Executive Director Of Nuclear Information And Resource Service ‘Furious At The Government For Misleading Information’

And again:

Updating Japan’s Nuclear Disaster

Jeff Patterson, former Physicians for Social Responsibility president said, “There is no safe level of radionuclide exposure, whether from food, water or other sources. Period.” In 1953, Nobel laureate George Wald agreed saying “no amount of radiation is safe. Every dose is an overdose.”

What They’re Covering Up at Fukushima: ‘You Get 3,500,000 The Normal Dose. You Call That Safe? And What Media Have Reported This? None!’:

Radiation exposure is increased by a factor of a trillion.  Inhaling even the tiniest particle, that’s the danger.
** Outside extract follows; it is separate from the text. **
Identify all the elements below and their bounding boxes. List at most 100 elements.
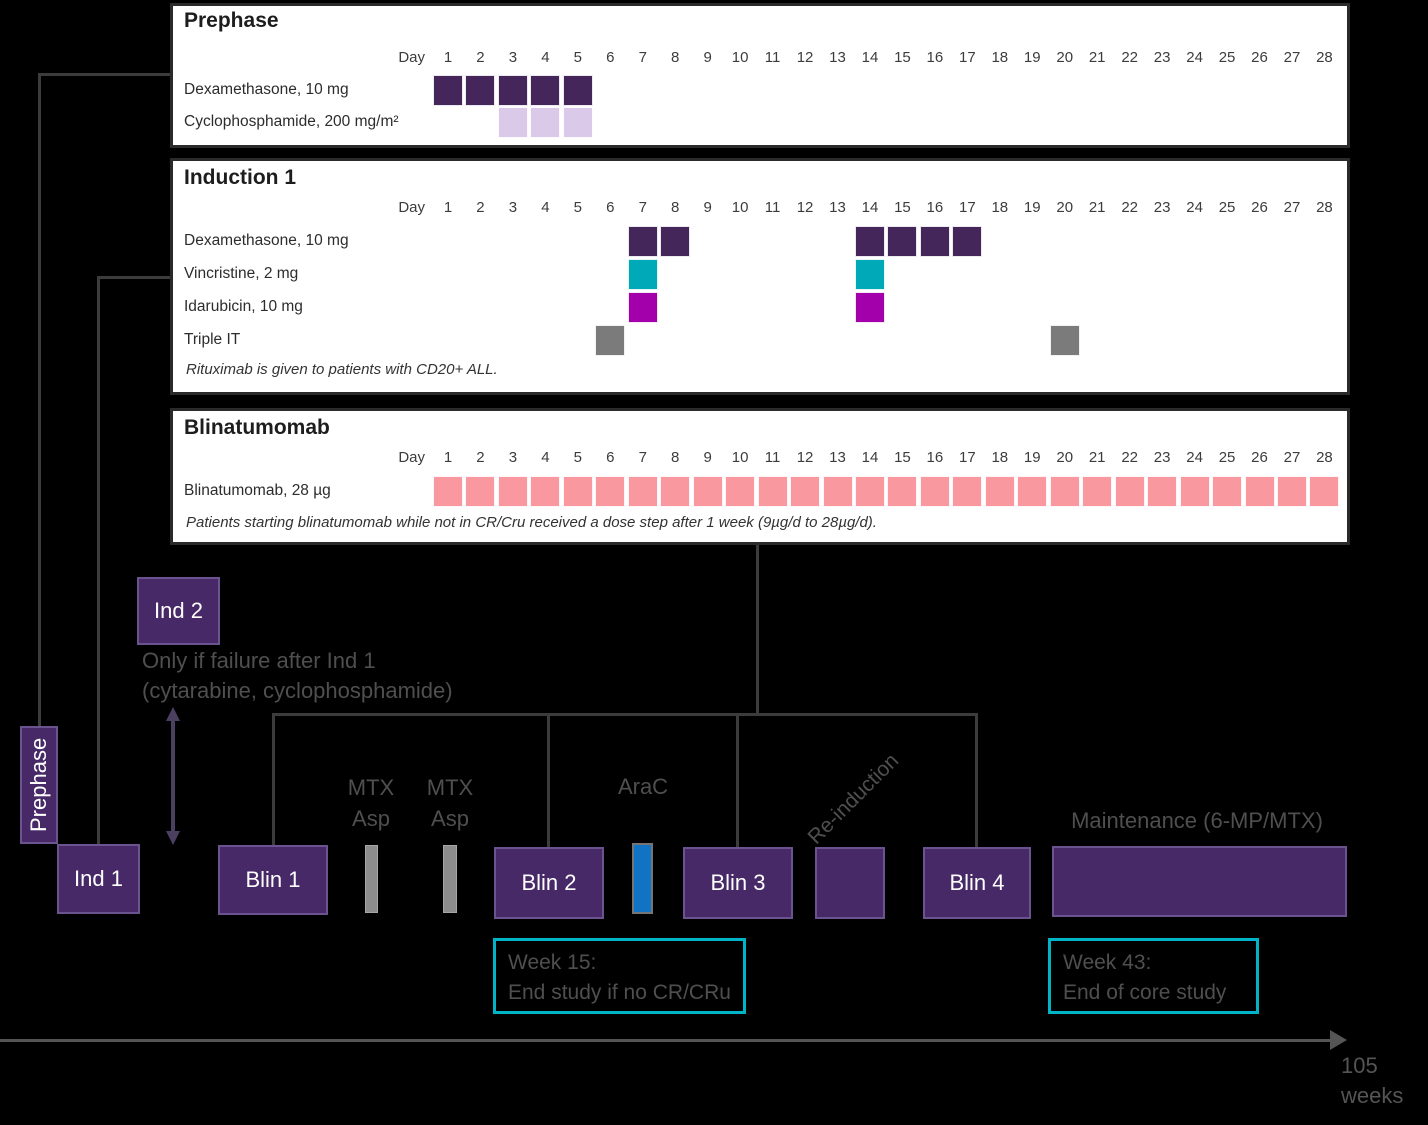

Threat posed by radioactive milk tough to measure (California Watch):

….

Not surprisingly, there was instant speculation about whether that milk posed a threat to human health. Government officials were quick to say the levels were low and posed no risk.

“Radiation is all around us in our daily lives, and these findings are a miniscule amount compared to what people experience every day,” wrote Patricia Hansen, a Food and Drug Administration scientist, in response to the milk findings.

…..

A coalition of scientists and environmentalists insisted ingesting radiation is not the same as background exposures from airplane flights.

“The FDA spokesperson should have informed the public that radioiodine provides a unique form of exposure in that it concentrates rapidly in dairy products and in the human thyroid,” wrote Robert Alvarez, a former senior policy adviser to President Clinton’s U.S. Secretary of Energy.

“The dose received, based on official measurements, may be quite small, and pose an equally small risk,” Alvarez said in a statement. “However, making a conclusion on the basis of one measurement is fragmentary at best and unscientific at worst. As the accident in Fukushima continues to unfold, the public should be provided with all measurements made of radioactive fallout from the Fukushima reactors to allow for independent analyses.”

Indeed, just how radioactive particles – particularly iodine 131 and the more dangerous cesium 137 – move through the food chain remains unclear.

……

What about mothers who are breast-feeding? Presumably, if cows, sheep and goats can pass radiation along in their milk, so can humans.

It was this concern that enraged Michael Mariotte, the executive director of Nuclear Information and Resource Service, when the federal government released its statement downplaying the milk situation.

“No mother should ever have to wonder if the milk she feeds her child might be harmful,” he wrote in a statement. “Having worked on nuclear issues for 25 years, I know the difference between internal exposures and background radiation. But lots of people don’t. As the father of an 11-month old daughter, I’m personally furious at the government for this misleading information.”

……

Paul Carroll, a nuclear expert with Ploughshares Fund, a San-Francisco-based international nuclear security foundation, said the information on long-term chronic exposure and food chain effects is murky.

Scientists learned a lot from the bombs that dropped on Japan at the end of World War II, and from Chernobyl. But a lot of the questions we ask now about radiation exposure we didn’t know to ask back then. And long-term epidemiological studies on people can’t always give definitive answers to questions such as, “How much radiation causes cancer?” or “How long do you have to be exposed?”

The bottom line, he said, is that “any additional exposure to radiation will increase your risk of developing cancer.”